Sorge una domanda. Come si è arrivati nel più grande paese europeo al consolidamento (sia negli indirizzi di governo che in una parte largamente maggioritaria dell’opinione pubblica) di una ortodossia di stampo leghista che può impunemente spostare la responsabilità della crisi dallo strapotere dei mercati finanziari alla pretesa lassitudine dei paesi mediterranei ostinati a “vivere al di sopra delle loro possibilità”? E ancora: come può non esservi menzione negli organi di stampa del paese (nemmeno nell’europeista “ Sueddeutsche Zeitung”) del fatto che sullo spread la Germania lucra quotidianamente una vera e propria rendita finanziaria che va ad ammortizzare di fatto la sua spesa per interessi? La risposta, non facile e immediata, può essere forse trovata solo ripercorrendo i tempi e i modi in cui l’ economia tedesca ha incrociato e reagito ai processi di globalizzazione degli ultimi tre decenni.

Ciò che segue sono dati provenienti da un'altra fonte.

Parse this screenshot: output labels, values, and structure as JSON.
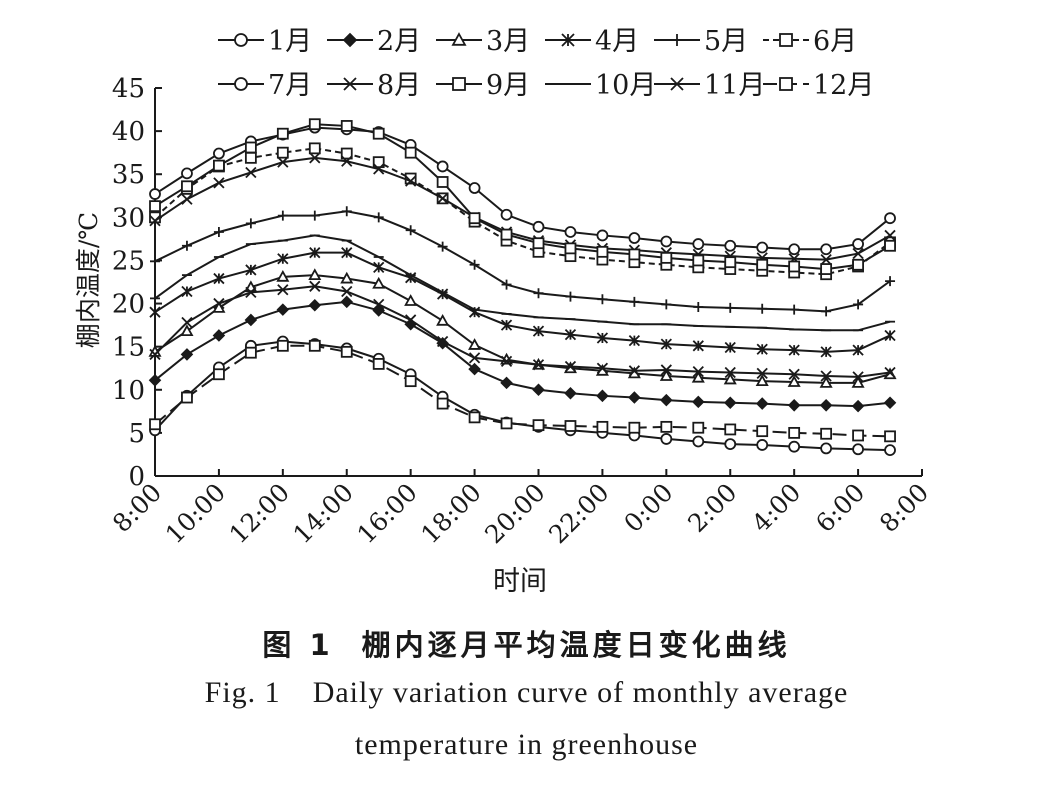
{
  "chart_data": {
    "type": "line",
    "xlabel": "时间",
    "ylabel": "棚内温度/℃",
    "ylim": [
      0,
      45
    ],
    "yticks": [
      0,
      5,
      10,
      15,
      20,
      25,
      30,
      35,
      40,
      45
    ],
    "x_hours": [
      8,
      9,
      10,
      11,
      12,
      13,
      14,
      15,
      16,
      17,
      18,
      19,
      20,
      21,
      22,
      23,
      24,
      25,
      26,
      27,
      28,
      29,
      30,
      31
    ],
    "xticks": [
      {
        "hour": 8,
        "label": "8:00"
      },
      {
        "hour": 10,
        "label": "10:00"
      },
      {
        "hour": 12,
        "label": "12:00"
      },
      {
        "hour": 14,
        "label": "14:00"
      },
      {
        "hour": 16,
        "label": "16:00"
      },
      {
        "hour": 18,
        "label": "18:00"
      },
      {
        "hour": 20,
        "label": "20:00"
      },
      {
        "hour": 22,
        "label": "22:00"
      },
      {
        "hour": 24,
        "label": "0:00"
      },
      {
        "hour": 26,
        "label": "2:00"
      },
      {
        "hour": 28,
        "label": "4:00"
      },
      {
        "hour": 30,
        "label": "6:00"
      },
      {
        "hour": 32,
        "label": "8:00"
      }
    ],
    "grid": false,
    "legend_position": "top",
    "series": [
      {
        "name": "1月",
        "marker": "circle",
        "dash": "solid",
        "values": [
          5.3,
          9.3,
          12.6,
          15.1,
          15.6,
          15.3,
          14.8,
          13.6,
          11.8,
          9.2,
          7.1,
          6.2,
          5.7,
          5.3,
          5.0,
          4.7,
          4.3,
          4.0,
          3.7,
          3.6,
          3.4,
          3.2,
          3.1,
          3.0
        ]
      },
      {
        "name": "2月",
        "marker": "diamond",
        "dash": "solid",
        "values": [
          11.1,
          14.1,
          16.3,
          18.1,
          19.3,
          19.8,
          20.2,
          19.2,
          17.6,
          15.4,
          12.4,
          10.8,
          10.0,
          9.6,
          9.3,
          9.1,
          8.8,
          8.6,
          8.5,
          8.4,
          8.2,
          8.2,
          8.1,
          8.5
        ]
      },
      {
        "name": "3月",
        "marker": "triangle",
        "dash": "solid",
        "values": [
          14.4,
          16.8,
          19.5,
          21.9,
          23.1,
          23.3,
          22.9,
          22.3,
          20.3,
          18.0,
          15.2,
          13.5,
          12.9,
          12.5,
          12.2,
          11.9,
          11.6,
          11.4,
          11.2,
          11.0,
          10.9,
          10.8,
          10.8,
          11.8
        ]
      },
      {
        "name": "4月",
        "marker": "star",
        "dash": "solid",
        "values": [
          19.0,
          21.4,
          22.9,
          23.9,
          25.2,
          25.9,
          25.9,
          24.2,
          23.0,
          21.1,
          19.0,
          17.5,
          16.8,
          16.4,
          16.0,
          15.7,
          15.3,
          15.1,
          14.9,
          14.7,
          14.6,
          14.4,
          14.6,
          16.3
        ]
      },
      {
        "name": "5月",
        "marker": "plus",
        "dash": "solid",
        "values": [
          24.9,
          26.7,
          28.3,
          29.3,
          30.2,
          30.2,
          30.7,
          30.0,
          28.5,
          26.6,
          24.5,
          22.2,
          21.2,
          20.8,
          20.5,
          20.2,
          19.9,
          19.6,
          19.5,
          19.4,
          19.3,
          19.1,
          19.9,
          22.6
        ]
      },
      {
        "name": "6月",
        "marker": "square",
        "dash": "dashed",
        "values": [
          30.0,
          33.3,
          35.9,
          36.9,
          37.5,
          38.0,
          37.4,
          36.4,
          34.5,
          32.2,
          29.5,
          27.3,
          26.0,
          25.5,
          25.1,
          24.8,
          24.5,
          24.2,
          24.0,
          23.8,
          23.6,
          23.4,
          24.3,
          27.1
        ]
      },
      {
        "name": "7月",
        "marker": "circle",
        "dash": "solid",
        "values": [
          32.7,
          35.1,
          37.4,
          38.8,
          39.6,
          40.4,
          40.2,
          39.9,
          38.4,
          35.9,
          33.4,
          30.3,
          28.9,
          28.3,
          27.9,
          27.6,
          27.2,
          26.9,
          26.7,
          26.5,
          26.3,
          26.3,
          26.9,
          29.9
        ]
      },
      {
        "name": "8月",
        "marker": "x",
        "dash": "solid",
        "values": [
          29.6,
          32.1,
          34.0,
          35.2,
          36.4,
          36.9,
          36.5,
          35.6,
          34.2,
          32.2,
          30.0,
          28.3,
          27.3,
          26.8,
          26.4,
          26.2,
          25.9,
          25.7,
          25.5,
          25.3,
          25.2,
          25.1,
          25.8,
          27.9
        ]
      },
      {
        "name": "9月",
        "marker": "square",
        "dash": "solid",
        "values": [
          31.3,
          33.6,
          36.0,
          38.1,
          39.7,
          40.8,
          40.6,
          39.7,
          37.5,
          34.1,
          29.9,
          28.0,
          27.0,
          26.4,
          26.0,
          25.7,
          25.3,
          25.0,
          24.8,
          24.5,
          24.3,
          24.0,
          24.5,
          26.7
        ]
      },
      {
        "name": "10月",
        "marker": "dash",
        "dash": "solid",
        "values": [
          20.6,
          23.3,
          25.4,
          26.9,
          27.3,
          27.9,
          27.3,
          25.4,
          23.3,
          21.3,
          19.3,
          18.8,
          18.4,
          18.2,
          17.9,
          17.6,
          17.6,
          17.4,
          17.3,
          17.2,
          17.0,
          16.9,
          16.9,
          17.9
        ]
      },
      {
        "name": "11月",
        "marker": "x",
        "dash": "solid",
        "values": [
          14.1,
          17.8,
          20.0,
          21.3,
          21.6,
          22.0,
          21.4,
          19.9,
          18.1,
          15.6,
          13.7,
          13.3,
          12.9,
          12.7,
          12.5,
          12.2,
          12.3,
          12.1,
          12.0,
          11.9,
          11.8,
          11.6,
          11.5,
          12.0
        ]
      },
      {
        "name": "12月",
        "marker": "square",
        "dash": "longdash",
        "values": [
          6.0,
          9.1,
          11.8,
          14.3,
          15.1,
          15.1,
          14.4,
          13.0,
          11.0,
          8.4,
          6.8,
          6.1,
          5.9,
          5.8,
          5.7,
          5.6,
          5.7,
          5.6,
          5.4,
          5.2,
          5.0,
          4.9,
          4.7,
          4.6
        ]
      }
    ]
  },
  "caption": {
    "cn_number": "图 1",
    "cn_title": "棚内逐月平均温度日变化曲线",
    "en_prefix": "Fig. 1",
    "en_line1": "Daily variation curve of monthly average",
    "en_line2": "temperature in greenhouse"
  }
}
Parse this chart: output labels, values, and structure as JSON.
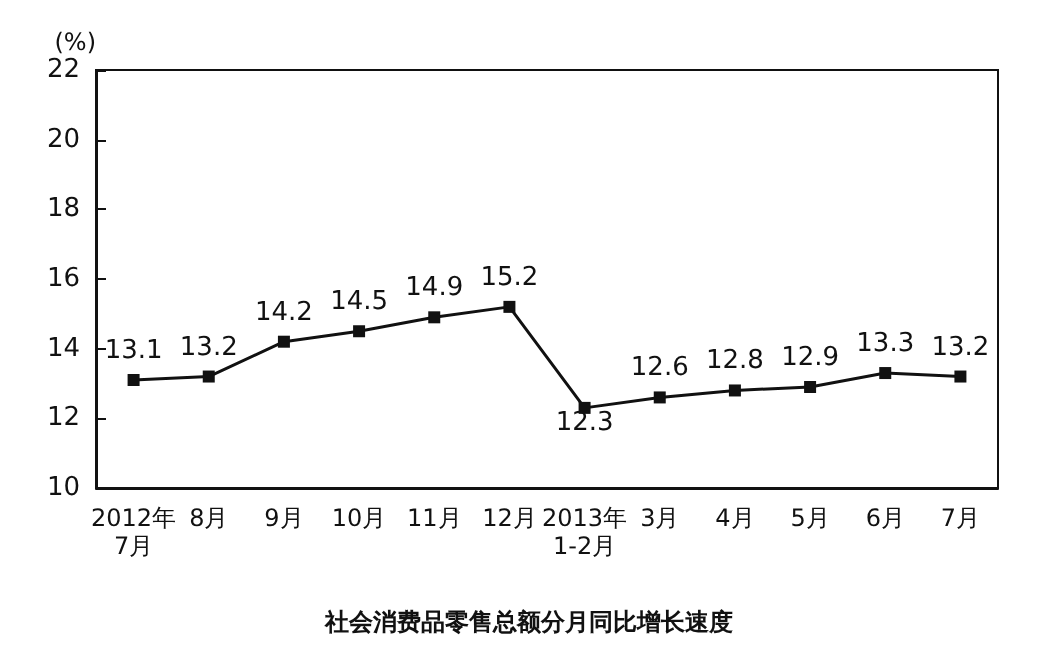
{
  "chart_data": {
    "type": "line",
    "title": "社会消费品零售总额分月同比增长速度",
    "ylabel": "(%)",
    "categories": [
      "2012年\n7月",
      "8月",
      "9月",
      "10月",
      "11月",
      "12月",
      "2013年\n1-2月",
      "3月",
      "4月",
      "5月",
      "6月",
      "7月"
    ],
    "series": [
      {
        "color": "#111111",
        "values": [
          13.1,
          13.2,
          14.2,
          14.5,
          14.9,
          15.2,
          12.3,
          12.6,
          12.8,
          12.9,
          13.3,
          13.2
        ]
      }
    ],
    "ylim": [
      10,
      22
    ],
    "yticks": [
      10,
      12,
      14,
      16,
      18,
      20,
      22
    ],
    "grid": false,
    "marker": "square",
    "line_style": "solid",
    "data_labels": true
  }
}
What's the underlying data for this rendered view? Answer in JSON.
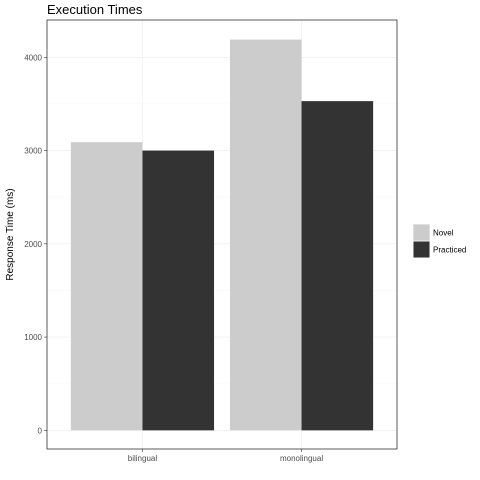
{
  "chart_data": {
    "type": "bar",
    "title": "Execution Times",
    "xlabel": "",
    "ylabel": "Response Time (ms)",
    "categories": [
      "bilingual",
      "monolingual"
    ],
    "series": [
      {
        "name": "Novel",
        "values": [
          3090,
          4190
        ],
        "color": "#cccccc"
      },
      {
        "name": "Practiced",
        "values": [
          3000,
          3530
        ],
        "color": "#333333"
      }
    ],
    "yticks": [
      0,
      1000,
      2000,
      3000,
      4000
    ],
    "ylim": [
      -200,
      4400
    ],
    "grid": true,
    "legend": "right"
  }
}
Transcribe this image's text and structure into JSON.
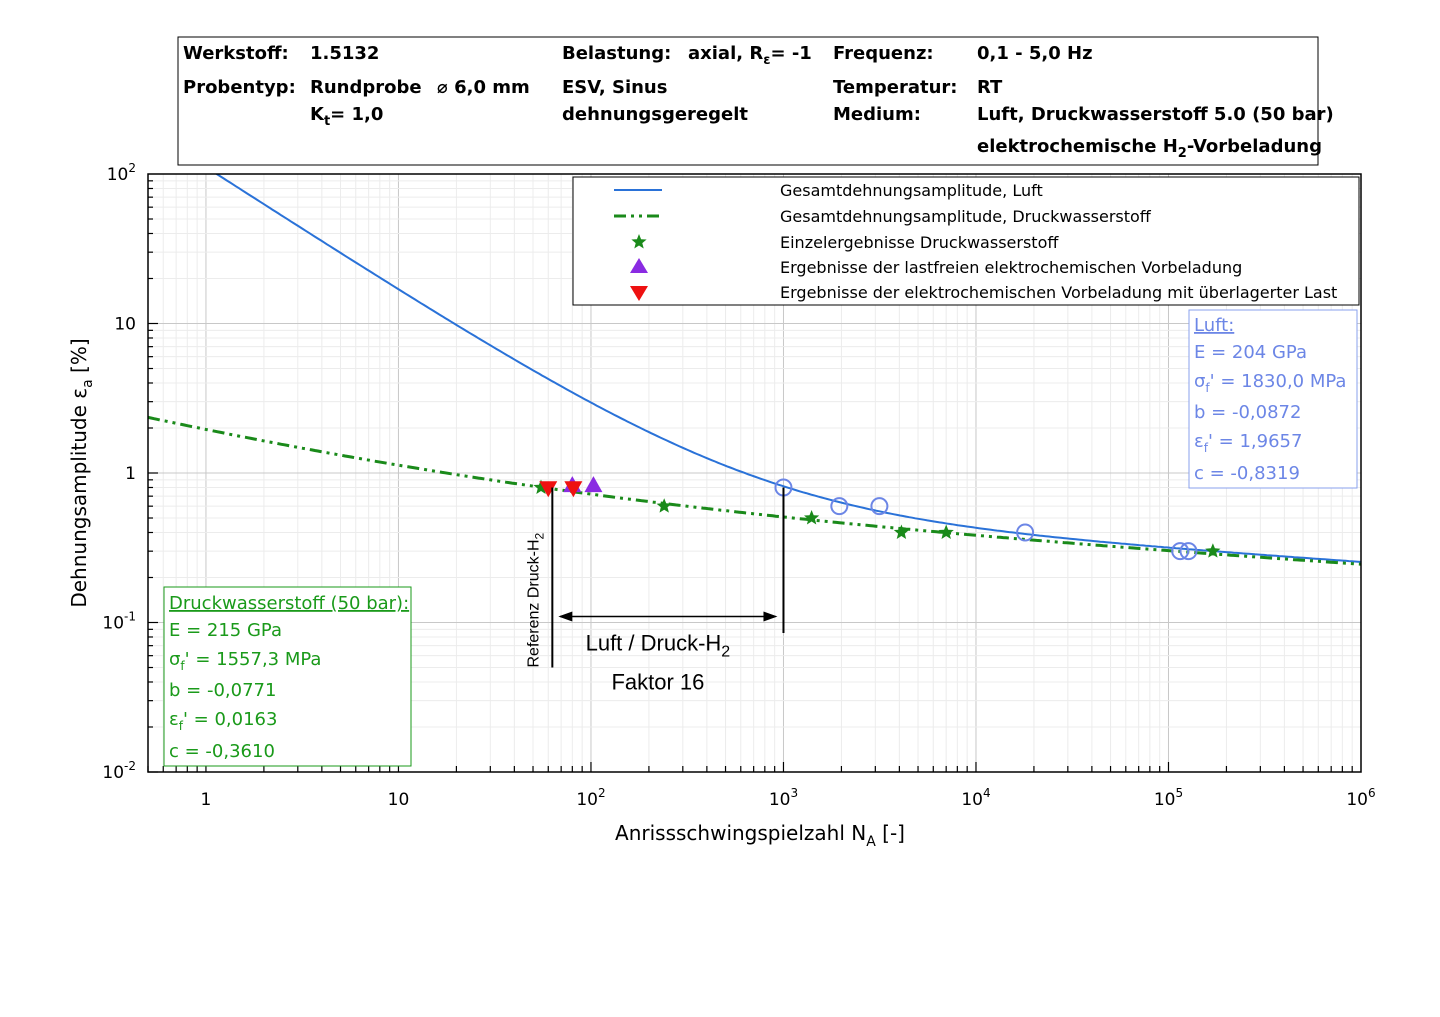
{
  "header": {
    "werkstoff_label": "Werkstoff:",
    "werkstoff_value": "1.5132",
    "probentyp_label": "Probentyp:",
    "probentyp_value": "Rundprobe",
    "durchmesser": "⌀ 6,0 mm",
    "kt_prefix": "K",
    "kt_sub": "t",
    "kt_suffix": "= 1,0",
    "belastung_label": "Belastung:",
    "belastung_value_prefix": "axial, R",
    "belastung_value_sub": "ε",
    "belastung_value_suffix": "= -1",
    "esv": "ESV, Sinus",
    "geregelt": "dehnungsgeregelt",
    "frequenz_label": "Frequenz:",
    "frequenz_value": "0,1 - 5,0 Hz",
    "temperatur_label": "Temperatur:",
    "temperatur_value": "RT",
    "medium_label": "Medium:",
    "medium_value": "Luft, Druckwasserstoff 5.0 (50 bar)",
    "medium_value2_prefix": "elektrochemische H",
    "medium_value2_sub": "2",
    "medium_value2_suffix": "-Vorbeladung"
  },
  "chart_data": {
    "type": "line",
    "xlabel_prefix": "Anrissschwingspielzahl N",
    "xlabel_sub": "A",
    "xlabel_suffix": " [-]",
    "ylabel_prefix": "Dehnungsamplitude ε",
    "ylabel_sub": "a",
    "ylabel_suffix": " [%]",
    "xscale": "log",
    "yscale": "log",
    "xlim": [
      0.5,
      1000000
    ],
    "ylim": [
      0.01,
      100
    ],
    "grid": true,
    "x_ticks": [
      {
        "value": 1,
        "label": "1",
        "exp": ""
      },
      {
        "value": 10,
        "label": "10",
        "exp": ""
      },
      {
        "value": 100,
        "label": "10",
        "exp": "2"
      },
      {
        "value": 1000,
        "label": "10",
        "exp": "3"
      },
      {
        "value": 10000,
        "label": "10",
        "exp": "4"
      },
      {
        "value": 100000,
        "label": "10",
        "exp": "5"
      },
      {
        "value": 1000000,
        "label": "10",
        "exp": "6"
      }
    ],
    "y_ticks": [
      {
        "value": 0.01,
        "label": "10",
        "exp": "-2"
      },
      {
        "value": 0.1,
        "label": "10",
        "exp": "-1"
      },
      {
        "value": 1,
        "label": "1",
        "exp": ""
      },
      {
        "value": 10,
        "label": "10",
        "exp": ""
      },
      {
        "value": 100,
        "label": "10",
        "exp": "2"
      }
    ],
    "legend_position": "top-right",
    "legend": [
      {
        "label": "Gesamtdehnungsamplitude, Luft",
        "marker": "line",
        "color": "#2a72d8"
      },
      {
        "label": "Gesamtdehnungsamplitude, Druckwasserstoff",
        "marker": "dashdot",
        "color": "#1a8a1a"
      },
      {
        "label": "Einzelergebnisse Druckwasserstoff",
        "marker": "star",
        "color": "#1a8a1a"
      },
      {
        "label": "Ergebnisse der lastfreien elektrochemischen Vorbeladung",
        "marker": "triangle-up",
        "color": "#8a2be2"
      },
      {
        "label": "Ergebnisse der elektrochemischen Vorbeladung mit überlagerter Last",
        "marker": "triangle-down",
        "color": "#ee1111"
      }
    ],
    "curves": [
      {
        "name": "Gesamtdehnungsamplitude, Luft",
        "color": "#2a72d8",
        "style": "solid",
        "E_GPa": 204,
        "sigma_f_MPa": 1830.0,
        "b": -0.0872,
        "eps_f": 1.9657,
        "c": -0.8319
      },
      {
        "name": "Gesamtdehnungsamplitude, Druckwasserstoff",
        "color": "#1a8a1a",
        "style": "dashdot",
        "E_GPa": 215,
        "sigma_f_MPa": 1557.3,
        "b": -0.0771,
        "eps_f": 0.0163,
        "c": -0.361
      }
    ],
    "points": {
      "luft_circles": [
        [
          1000,
          0.8
        ],
        [
          1950,
          0.6
        ],
        [
          3150,
          0.6
        ],
        [
          18000,
          0.4
        ],
        [
          115000,
          0.3
        ],
        [
          127000,
          0.3
        ]
      ],
      "h2_stars": [
        [
          55,
          0.8
        ],
        [
          240,
          0.6
        ],
        [
          1400,
          0.5
        ],
        [
          4100,
          0.4
        ],
        [
          7000,
          0.4
        ],
        [
          170000,
          0.3
        ]
      ],
      "lastfrei_triangles": [
        [
          80,
          0.83
        ],
        [
          103,
          0.83
        ]
      ],
      "last_triangles": [
        [
          60,
          0.79
        ],
        [
          81,
          0.79
        ]
      ]
    },
    "annotations": {
      "reference_x": 63,
      "luft_x": 1000,
      "arrow_y": 0.1,
      "reference_label_prefix": "Referenz Druck-H",
      "reference_label_sub": "2",
      "ratio_label_prefix": "Luft / Druck-H",
      "ratio_label_sub": "2",
      "factor_label": "Faktor 16"
    },
    "luft_box": {
      "title": "Luft:",
      "E": "E = 204 GPa",
      "sigma_prefix": "σ",
      "sigma_sub": "f",
      "sigma_suffix": "' = 1830,0 MPa",
      "b": "b = -0,0872",
      "eps_prefix": "ε",
      "eps_sub": "f",
      "eps_suffix": "' = 1,9657",
      "c": "c = -0,8319"
    },
    "h2_box": {
      "title": "Druckwasserstoff (50 bar):",
      "E": "E = 215 GPa",
      "sigma_prefix": "σ",
      "sigma_sub": "f",
      "sigma_suffix": "' = 1557,3 MPa",
      "b": "b = -0,0771",
      "eps_prefix": "ε",
      "eps_sub": "f",
      "eps_suffix": "' = 0,0163",
      "c": "c = -0,3610"
    }
  }
}
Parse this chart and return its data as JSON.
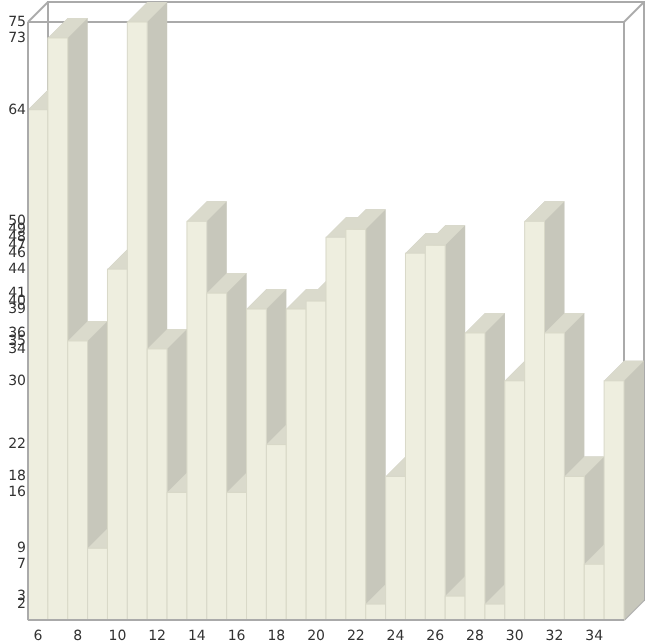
{
  "chart_data": {
    "type": "bar",
    "x": [
      6,
      7,
      8,
      9,
      10,
      11,
      12,
      13,
      14,
      15,
      16,
      17,
      18,
      19,
      20,
      21,
      22,
      23,
      24,
      25,
      26,
      27,
      28,
      29,
      30,
      31,
      32,
      33,
      34,
      35
    ],
    "values": [
      64,
      73,
      35,
      9,
      44,
      75,
      34,
      16,
      50,
      41,
      16,
      39,
      22,
      39,
      40,
      48,
      49,
      2,
      18,
      46,
      47,
      3,
      36,
      2,
      30,
      50,
      36,
      18,
      7,
      30
    ],
    "color": "#eeeedf",
    "xlim": [
      5.5,
      35.5
    ],
    "xticks": [
      6,
      8,
      10,
      12,
      14,
      16,
      18,
      20,
      22,
      24,
      26,
      28,
      30,
      32,
      34
    ],
    "ylim": [
      0,
      75
    ],
    "yticks": [
      2,
      3,
      7,
      9,
      16,
      18,
      22,
      30,
      34,
      35,
      36,
      39,
      40,
      41,
      44,
      46,
      47,
      48,
      49,
      50,
      64,
      73,
      75
    ],
    "grid": false
  }
}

Negli anni 80, quando l’Inghilterra imbocca consapevolmente la strada di una economia dei servizi finanziari, la Germania affronta le nuove sfide del mercato internazionale con una grande riqualificazione del proprio settore manifatturiero, ponendosi contemporaneamente, tramite lo SME, come il cane da guardia della stabilità monetaria in Europa. Le scelte della Bundesbank divengono già ora punto di riferimento obbligato per le banche centrali europee. In questi anni Ciampi, Monti, Padoa Schioppa, (la nostra futura classe di governo), si convincono che per l’Italia non esista altra medicina che introiettare la “cultura della stabilità” propugnata dai tedeschi in materia di moneta e finanza, dimenticandosi purtroppo dei grandi problemi, lasciati totalmente intonsi !, che assillano il nostro apparato industriale. Che il controllo della inflazione diventi con Maastricht la prerogativa essenziale ed anzi esclusiva della nuova banca europea è dunque la registrazione di una vittoria che il punto di vista tedesco ha già conseguito sul campo nel corso di un intero decennio. In questa capacità di combinare una continua innovazione produttiva con il mantenimento di una moneta forte è già implicita la capacità della economia tedesca di rispondere positivamente, da protagonista, alla
ininterrotta crescita della influenza del capitalismo finanziario che si dispiega nei due decenni successivi.
L’ obbiettivo della unificazione che si impone di necessità con la inaspettata caduta del muro di Berlino mette la Germania di fronte a sfide ardue. La decisione tutta politica di Kohl di stabilire un rapporto di parità tra i due marchi apre grandi opportunità di consumo alla parte orientale del paese, ma decreta nello stesso tempo il collasso di tutto il suo settore industriale. Nonostante un massiccio programma di investimenti infrastrutturali nella parte orientale del paese, quando nel 1998 la socialdemocrazia torna al governo con Schroeder la disoccupazione oscilla tra l’8 e il 10%, il tasso di crescita è in calo e le esportazioni hanno perso di aggressività (vedi Grafico 3).